In children, the prognosis of UESL has been very poor until recently when aggressive preoperative chemotherapy, similar to that used for rhabdomyosarcoma, has permitted more complete tumor resection of initially unresectable disease [11]. Bisogno reported 12 of 17 patients who were alive after a 20 year follow-up [12]. And in adults, Grazi reported one case being alive and disease free for 62 months after the operation [13]. Thus, pre- and/or post-operative systemic chemotherapy (with cisplatin, adriamycin, cyclophosphamide) may improve patients’ survival [12,14]. 

In conclusion, we report here a case of adult primary undifferentiated embryonal sarcoma of the liver. The patient had no specific symptom, and the tumor marks as well as the image results showed no obvious characteristic. The correct diagnosis was established from the pathology result following surgery.

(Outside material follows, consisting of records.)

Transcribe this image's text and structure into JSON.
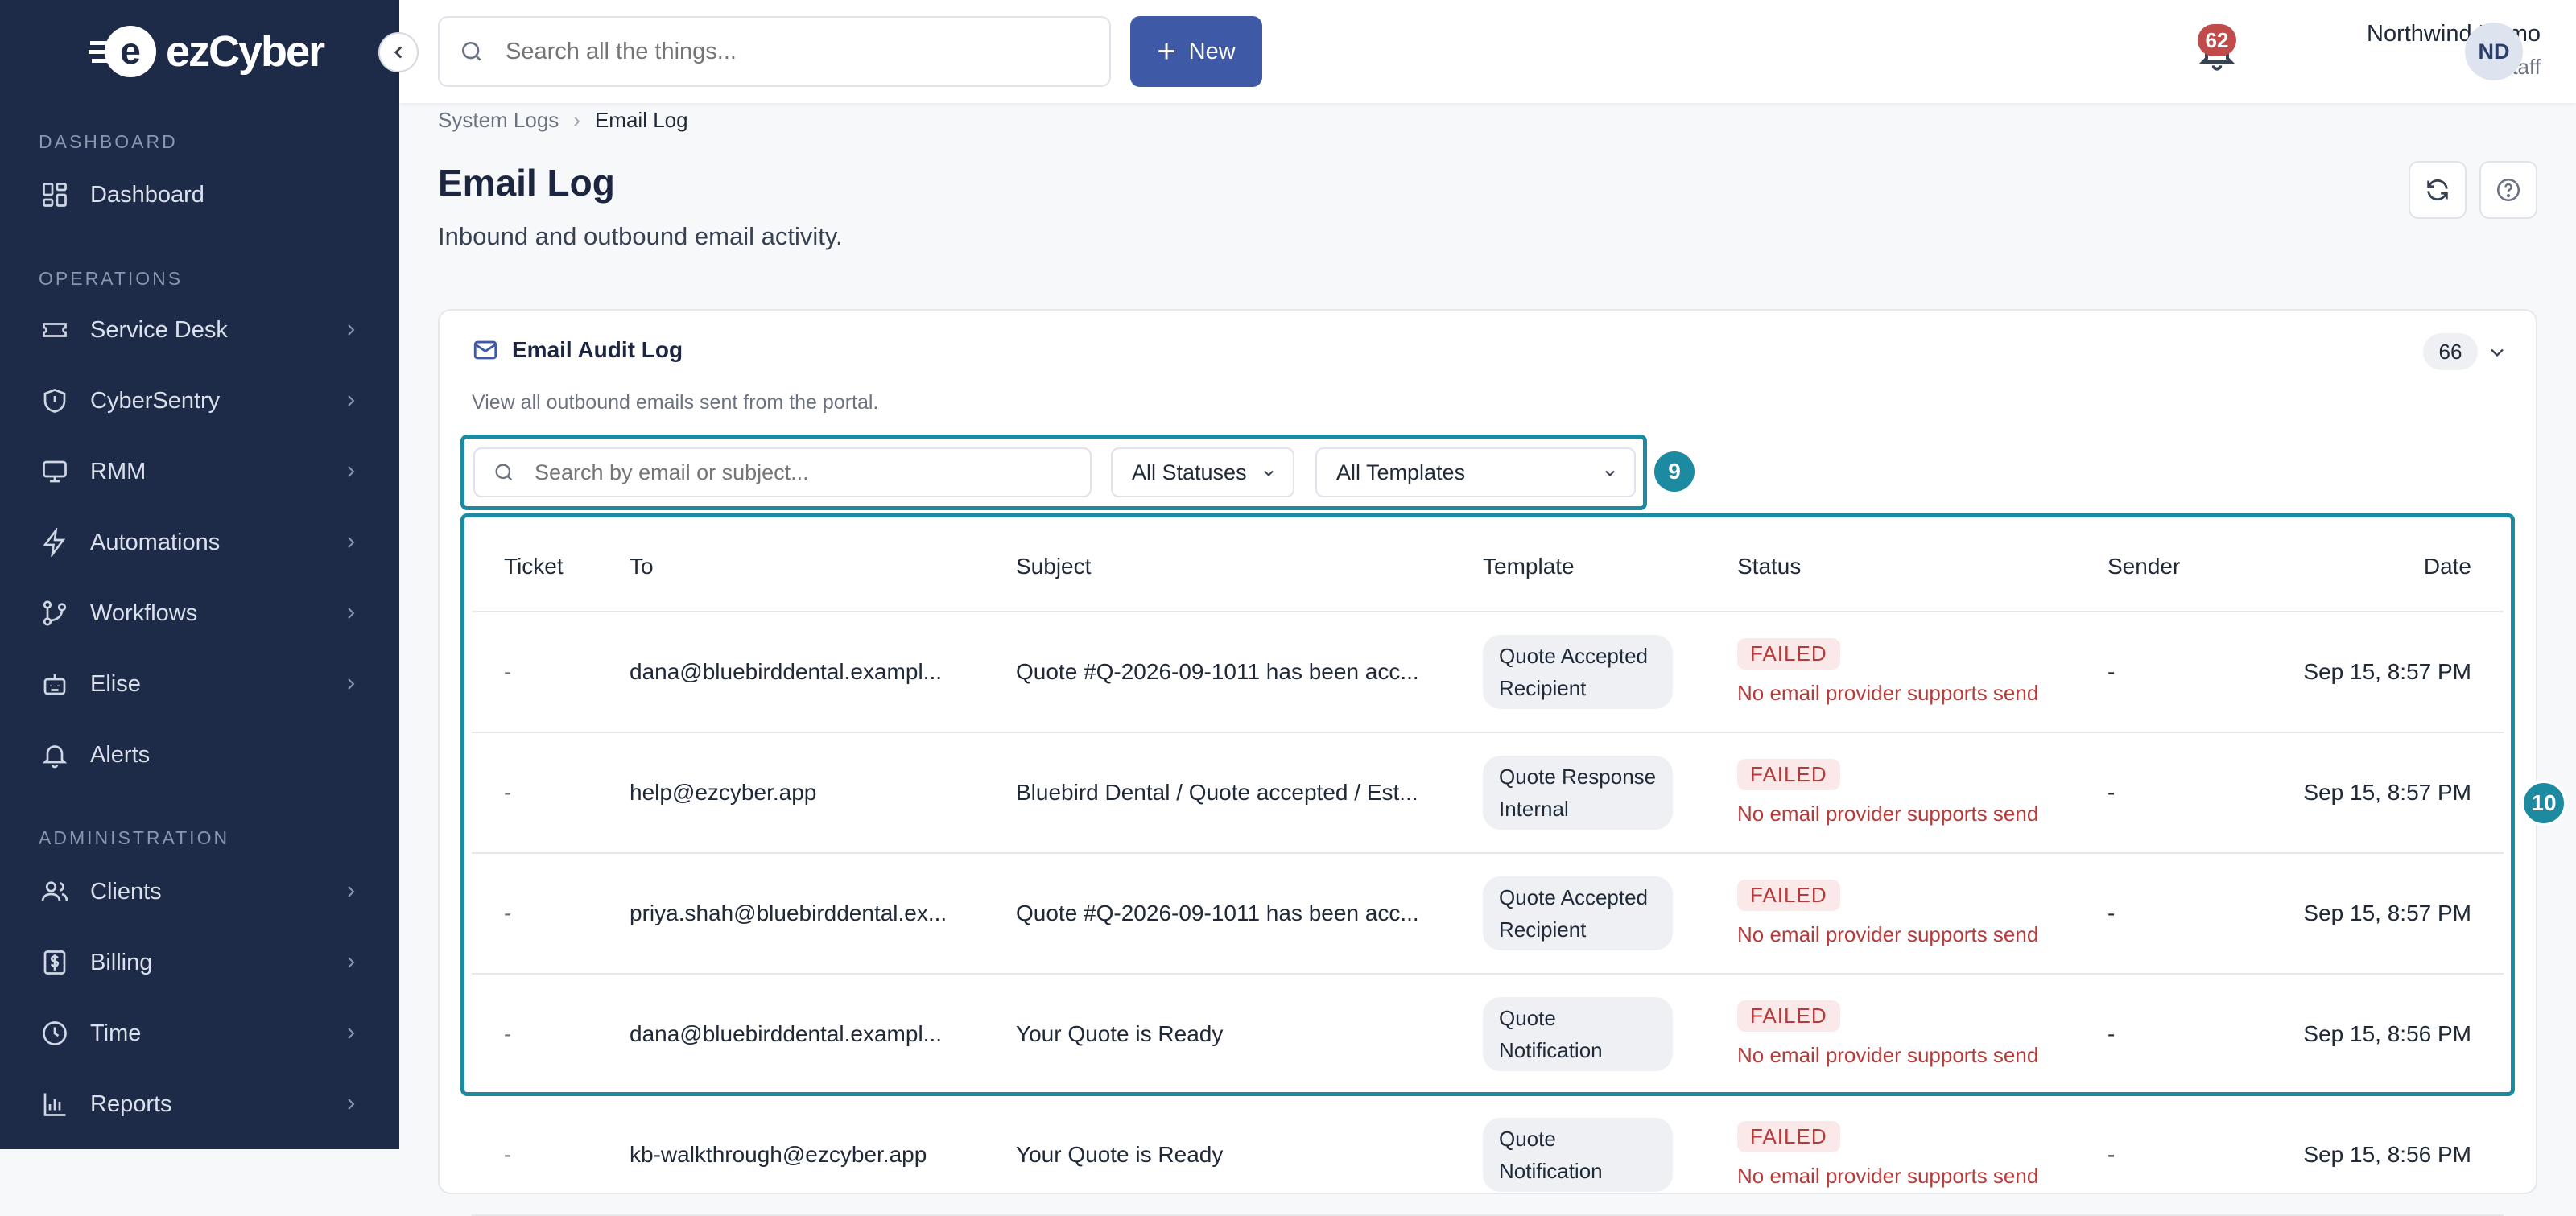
{
  "brand": {
    "name": "ezCyber",
    "mark": "e"
  },
  "sidebar": {
    "sections": [
      {
        "label": "DASHBOARD",
        "items": [
          {
            "label": "Dashboard",
            "icon": "dashboard-icon"
          }
        ]
      },
      {
        "label": "OPERATIONS",
        "items": [
          {
            "label": "Service Desk",
            "icon": "ticket-icon"
          },
          {
            "label": "CyberSentry",
            "icon": "shield-icon"
          },
          {
            "label": "RMM",
            "icon": "monitor-icon"
          },
          {
            "label": "Automations",
            "icon": "lightning-icon"
          },
          {
            "label": "Workflows",
            "icon": "workflow-icon"
          },
          {
            "label": "Elise",
            "icon": "robot-icon"
          },
          {
            "label": "Alerts",
            "icon": "bell-icon"
          }
        ]
      },
      {
        "label": "ADMINISTRATION",
        "items": [
          {
            "label": "Clients",
            "icon": "users-icon"
          },
          {
            "label": "Billing",
            "icon": "dollar-icon"
          },
          {
            "label": "Time",
            "icon": "clock-icon"
          },
          {
            "label": "Reports",
            "icon": "chart-icon"
          }
        ]
      }
    ]
  },
  "topbar": {
    "search_placeholder": "Search all the things...",
    "new_label": "New",
    "notifications_count": "62",
    "user_name": "Northwind Demo",
    "user_role": "Staff",
    "user_initials": "ND"
  },
  "breadcrumb": {
    "parent": "System Logs",
    "current": "Email Log"
  },
  "page": {
    "title": "Email Log",
    "subtitle": "Inbound and outbound email activity."
  },
  "card": {
    "title": "Email Audit Log",
    "description": "View all outbound emails sent from the portal.",
    "count": "66",
    "filters": {
      "search_placeholder": "Search by email or subject...",
      "status_value": "All Statuses",
      "template_value": "All Templates"
    },
    "annotations": {
      "filters": "9",
      "table": "10"
    },
    "columns": [
      "Ticket",
      "To",
      "Subject",
      "Template",
      "Status",
      "Sender",
      "Date"
    ],
    "rows": [
      {
        "ticket": "-",
        "to": "dana@bluebirddental.exampl...",
        "subject": "Quote #Q-2026-09-1011 has been acc...",
        "template": "Quote Accepted Recipient",
        "status": "FAILED",
        "error": "No email provider supports send",
        "sender": "-",
        "date": "Sep 15, 8:57 PM"
      },
      {
        "ticket": "-",
        "to": "help@ezcyber.app",
        "subject": "Bluebird Dental / Quote accepted / Est...",
        "template": "Quote Response Internal",
        "status": "FAILED",
        "error": "No email provider supports send",
        "sender": "-",
        "date": "Sep 15, 8:57 PM"
      },
      {
        "ticket": "-",
        "to": "priya.shah@bluebirddental.ex...",
        "subject": "Quote #Q-2026-09-1011 has been acc...",
        "template": "Quote Accepted Recipient",
        "status": "FAILED",
        "error": "No email provider supports send",
        "sender": "-",
        "date": "Sep 15, 8:57 PM"
      },
      {
        "ticket": "-",
        "to": "dana@bluebirddental.exampl...",
        "subject": "Your Quote is Ready",
        "template": "Quote Notification",
        "status": "FAILED",
        "error": "No email provider supports send",
        "sender": "-",
        "date": "Sep 15, 8:56 PM"
      },
      {
        "ticket": "-",
        "to": "kb-walkthrough@ezcyber.app",
        "subject": "Your Quote is Ready",
        "template": "Quote Notification",
        "status": "FAILED",
        "error": "No email provider supports send",
        "sender": "-",
        "date": "Sep 15, 8:56 PM"
      }
    ]
  },
  "colors": {
    "sidebar_bg": "#1d2b48",
    "accent": "#3e5aa6",
    "highlight": "#1c8aa0",
    "failed": "#b53b3b"
  }
}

It suggests that the correct initial diagnosis of hepatic cystic lesion such as UESL is very difficult. Extensive knowledge of the differential diagnosis, care and consideration should be taken when dealing with cystic lesions of the liver. The complete surgical resection and adjuvant chemotherapy pre- and/or post-operatively may benefit patients with UESL.

Fig 1: Abdominal CT without contrast showed the lesion was predominantly hypodense with a CT value of -15~39 HU.

Fig 2: On dynamic contrast CT of portal vein period, there was a little enhancement of its cystic cavity with a CT value of -9~43 HU.

Fig 3: On contrast CT of delay period, papillary protrusion showed a CT value of 31~75 HU.